Applicable Transactions

E-invoicing does not apply to retail sales made directly to standard end-consumers. It is explicitly required for: 

  • Business-to-Business (B2B) sales
  • Business-to-Government (B2G) transactions
  • Supplies for Export
  • Credit Notes and Debit Notes related to these supplies 

Core Exemptions

Even if their turnover exceeds ₹5 Crores, specific entities remain entirely exempt from generating e-invoices: 

  • Special Economic Zone (SEZ) Units
  • Insurance Companies, Banks, and Financial Institutions
  • Goods Transport Agencies (GTAs)
  • Passenger Transport Services
  • Movie Theaters / Multiplex Admissions


2. How to Generate an E-Invoice Step-by-Step

A common misconception is that you must log onto a government portal and manually type up an entire invoice. In reality, e-invoicing is a backend verification process. [1]

[Create standard invoice in ERP/Billing software] 
                     ⬇️
[Export standard format file (JSON)]
                     ⬇️
[Upload JSON file to Invoice Registration Portal (IRP)]
                     ⬇️
[IRP verifies and stamps data with unique IRN and QR Code]
                     ⬇️
[Print/Issue final authenticated e-invoice to your buyer]

Step 1: Invoicing via your ERP

You create a standard tax invoice on your local billing or accounting software (such as Tally, Zoho Books, or specialised Saniiro GST software). Your system must capture mandatory details such as Supplier GSTIN, Recipient GSTIN, HSN Codes, and precise tax calculations. 

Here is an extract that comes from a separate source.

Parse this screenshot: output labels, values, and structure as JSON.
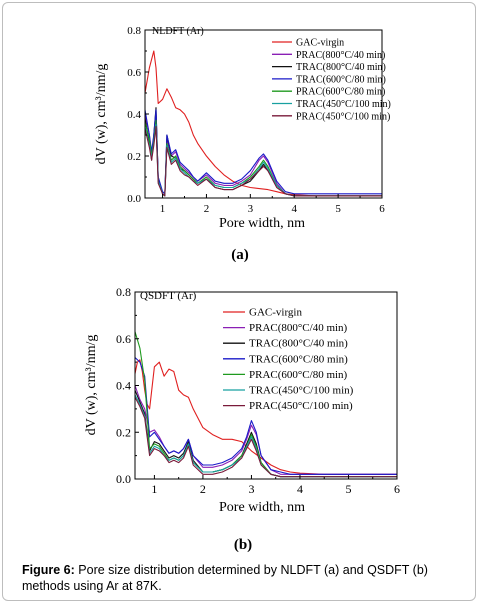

Step 2: Payload Generation

Your software automatically converts this commercial invoice data into a standardised electronic file type known as a JSON schema file

Step 3: Portal Submission & Authentication

The JSON file is sent to the official government Invoice Registration Portal (IRP) (either through direct GSP/API integration or manual portal upload). 

Step 4: The Digital Stamp

The IRP verifies the structural fields of your file. Once validated, the system performs two essential tasks: 

  • It builds a 64-character alphanumeric Invoice Reference Number (IRN) unique to that document.
  • It signs the payload with a secure government QR Code. 

Step 5: Distribution

The portal automatically transmits this authenticated data directly into your GSTR-1 return portal and copies the details over to the E-Way Bill portal for shipping needs. You can now safely print the invoice with its new QR code and hand it over to your customer. 


3. High-Cost Penalties for Non-Compliance

Operating a business over the ₹5 Crore threshold without validating your data via the IRP carries immediate, steep statutory fines under Section 122 of the CGST Act. 

Type of Violation  Financial Penalty Incurred
Failure to generate an E-Invoice (Issuing a traditional invoice instead) 100% of the tax due on that supply OR ₹10,000 per invoice (whichever amount is higher).
Incorrect or Faulty E-Invoicing (Filing wrong values, mismatching calculations) ₹25,000 per affected invoice.

The Collateral Risks of Missing Your E-Invoices

Beyond basic flat-rate government fines, failing to compute an IRN creates severe operational blockades for your day-to-day trading: 

  • Your Invoice is Legally Invalid: Under Rule 48(4), any invoice issued by an applicable business that lacks a registered IRN is legally treated as if no invoice was ever issued. 
  • Denial of Input Tax Credit (ITC): Your corporate B2B clients cannot use an invalid invoice to claim their Input Tax Credits. If your buyers discover they are losing out on their tax offsets because your systems are non-compliant, they may completely stop payments or terminate your business relationship. 
  • Transit Seizures: Transporting heavy commercial freight with a basic invoice that has no matching IRP documentation can result in the immediate detention of your delivery vehicle and physical goods by on-road tax authorities.